Jean de Bosset se dit, quant à lui, très satisfait de son SHA 15. Il était d’ailleurs retourné chez Lidl pour faire des réserves et en possède cinq exemplaires. Le tout lui a coûté moins de 60 fr.
Sébastien Sautebin
«Tu peux répéter?»: la phrase qui met la puce à l’oreille
A quel moment faut-il s’inquiéter d’une éventuelle perte d’audition? «Il est judicieux de consulter lorsqu’on remarque qu’on agace son entourage en demandant constamment de répéter ou quand on entend mal la télévision», relève Hélène Cao Van, responsable médicale de l’unité d’audiologie des HUG.
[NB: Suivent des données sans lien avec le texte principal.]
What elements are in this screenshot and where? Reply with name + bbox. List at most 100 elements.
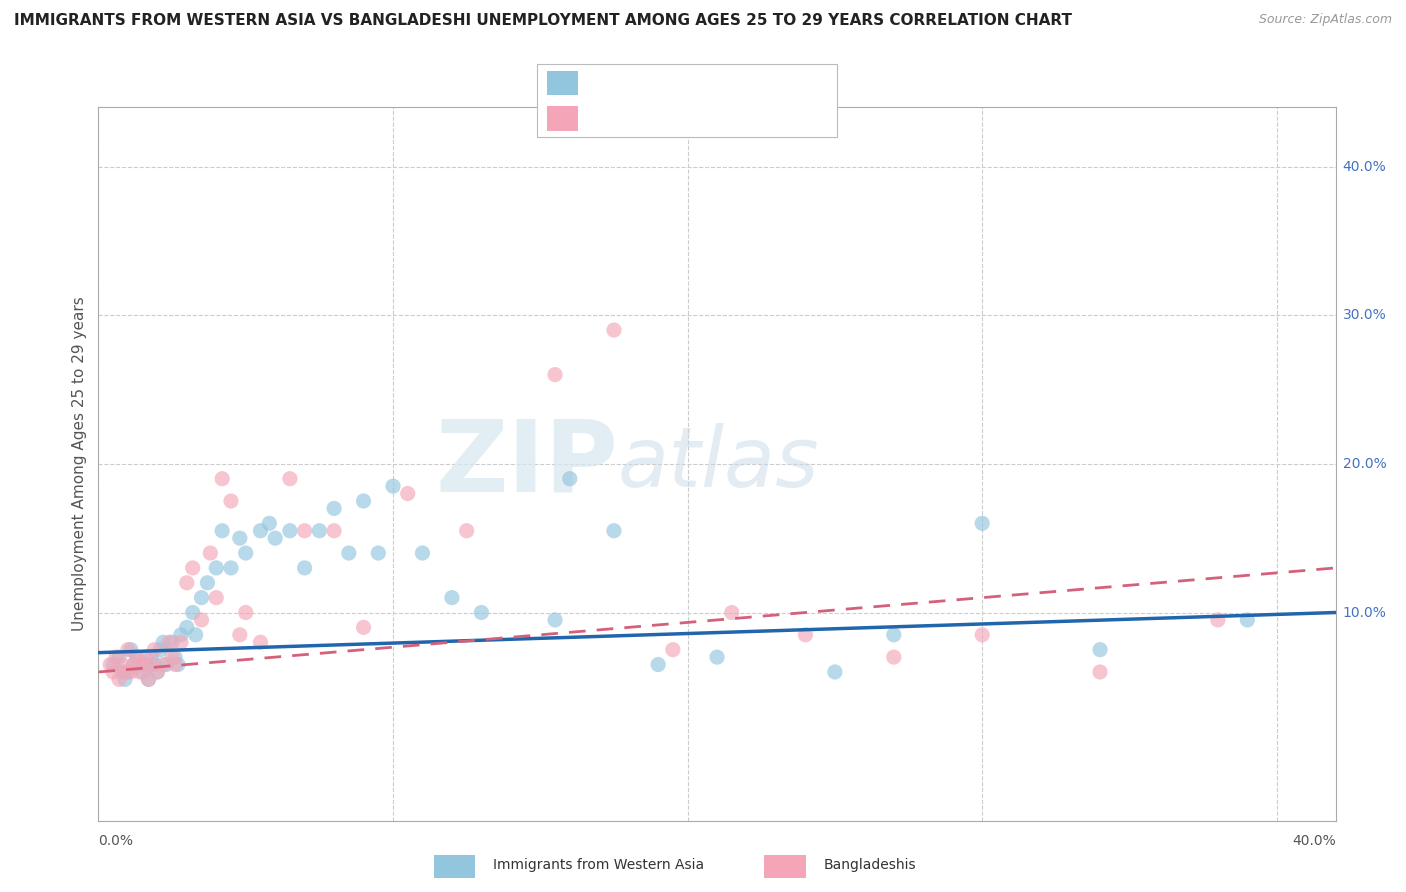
Point	[720, 606, 742, 620]
Point	[211, 472, 233, 486]
Text: Bangladeshis: Bangladeshis	[824, 858, 915, 872]
Point	[211, 524, 233, 538]
Point	[259, 516, 281, 531]
Point	[972, 516, 994, 531]
Point	[117, 665, 139, 679]
Point	[131, 665, 153, 679]
Point	[219, 494, 242, 508]
Point	[558, 472, 581, 486]
Point	[367, 546, 389, 560]
Point	[143, 657, 166, 672]
Point	[167, 657, 190, 672]
Point	[135, 650, 157, 665]
Point	[138, 673, 160, 687]
Text: N = 55: N = 55	[720, 74, 782, 92]
Point	[131, 657, 153, 672]
Point	[883, 628, 905, 642]
Point	[152, 657, 174, 672]
Point	[235, 606, 257, 620]
Text: Source: ZipAtlas.com: Source: ZipAtlas.com	[1258, 13, 1392, 27]
Point	[264, 531, 287, 545]
Text: 40.0%: 40.0%	[1292, 834, 1336, 848]
FancyBboxPatch shape	[537, 64, 838, 136]
Point	[181, 606, 204, 620]
Point	[197, 575, 219, 590]
Y-axis label: Unemployment Among Ages 25 to 29 years: Unemployment Among Ages 25 to 29 years	[72, 296, 87, 632]
Text: 20.0%: 20.0%	[1343, 457, 1386, 471]
Point	[229, 531, 252, 545]
Point	[662, 642, 685, 657]
Point	[152, 635, 174, 649]
Text: 30.0%: 30.0%	[1343, 308, 1386, 322]
Point	[278, 524, 301, 538]
Point	[794, 628, 817, 642]
Point	[111, 657, 134, 672]
FancyBboxPatch shape	[765, 855, 806, 878]
Point	[98, 657, 121, 672]
Point	[323, 501, 346, 516]
Point	[146, 665, 169, 679]
Point	[411, 546, 433, 560]
Point	[163, 657, 186, 672]
Point	[138, 673, 160, 687]
Text: 10.0%: 10.0%	[1343, 606, 1386, 620]
Point	[190, 613, 212, 627]
Point	[353, 494, 375, 508]
Text: R = 0.120: R = 0.120	[586, 74, 678, 92]
Text: 40.0%: 40.0%	[1343, 160, 1386, 174]
Point	[396, 486, 419, 500]
Point	[470, 606, 492, 620]
Point	[114, 665, 136, 679]
Point	[120, 642, 142, 657]
Point	[249, 635, 271, 649]
Point	[824, 665, 846, 679]
Point	[323, 524, 346, 538]
Point	[160, 650, 183, 665]
Point	[972, 628, 994, 642]
Point	[440, 591, 463, 605]
Text: N = 47: N = 47	[720, 110, 782, 128]
Point	[1236, 613, 1258, 627]
Text: atlas: atlas	[619, 424, 820, 504]
Point	[1206, 613, 1229, 627]
Point	[544, 613, 567, 627]
FancyBboxPatch shape	[433, 855, 475, 878]
Point	[235, 546, 257, 560]
Point	[122, 657, 145, 672]
Point	[1088, 642, 1111, 657]
Point	[353, 620, 375, 634]
Point	[544, 368, 567, 382]
Point	[108, 650, 131, 665]
Point	[170, 628, 193, 642]
Point	[184, 628, 207, 642]
Point	[456, 524, 478, 538]
Point	[308, 524, 330, 538]
Text: Immigrants from Western Asia: Immigrants from Western Asia	[492, 858, 704, 872]
Point	[149, 642, 172, 657]
Point	[205, 561, 228, 575]
Point	[647, 657, 669, 672]
Text: IMMIGRANTS FROM WESTERN ASIA VS BANGLADESHI UNEMPLOYMENT AMONG AGES 25 TO 29 YEA: IMMIGRANTS FROM WESTERN ASIA VS BANGLADE…	[14, 13, 1071, 29]
Point	[101, 665, 124, 679]
Point	[111, 665, 134, 679]
Point	[229, 628, 252, 642]
Point	[160, 635, 183, 649]
Point	[141, 657, 163, 672]
Point	[294, 524, 316, 538]
Text: R = 0.124: R = 0.124	[586, 110, 678, 128]
Point	[125, 650, 148, 665]
Point	[122, 657, 145, 672]
Point	[278, 472, 301, 486]
Point	[120, 665, 142, 679]
Point	[155, 657, 177, 672]
Point	[125, 650, 148, 665]
Point	[219, 561, 242, 575]
Point	[157, 635, 180, 649]
Point	[117, 642, 139, 657]
Point	[205, 591, 228, 605]
Point	[128, 665, 150, 679]
Point	[603, 323, 626, 337]
Point	[181, 561, 204, 575]
Point	[170, 635, 193, 649]
Point	[382, 479, 405, 493]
Il est recommandé de s’adresser à son généraliste en premier lieu. Il pourra vous réorienter auprès d’un spécialiste ORL qui, lui-même, pourra vous adresser à un audioprothésiste avec un diagnostic. Le médecin fournira aussi des informations claires sur le remboursement par les assurances.Hélène Cao Van suggère de ne pas se rendre directement chez un audioprothésiste: «Il se peut qu’il vous équipe alors que vous ne remplissez pas les critères de remboursement, et que vous vous retrouviez avec un appareil que vous devrez payer intégralement sans pouvoir le rendre.» En effet, l’AVS et l’AI ne remboursent un forfait limité qu’à partir d’un certain degré de perte auditive établi par un médecin ORL, et le modèle choisi doit figurer sur la liste des appareils agréés (lire «Prothèses gratuites seulement sur le papier»). Pro Senectute recommande de demander des offres détaillées à au moins deux audioprothésistes.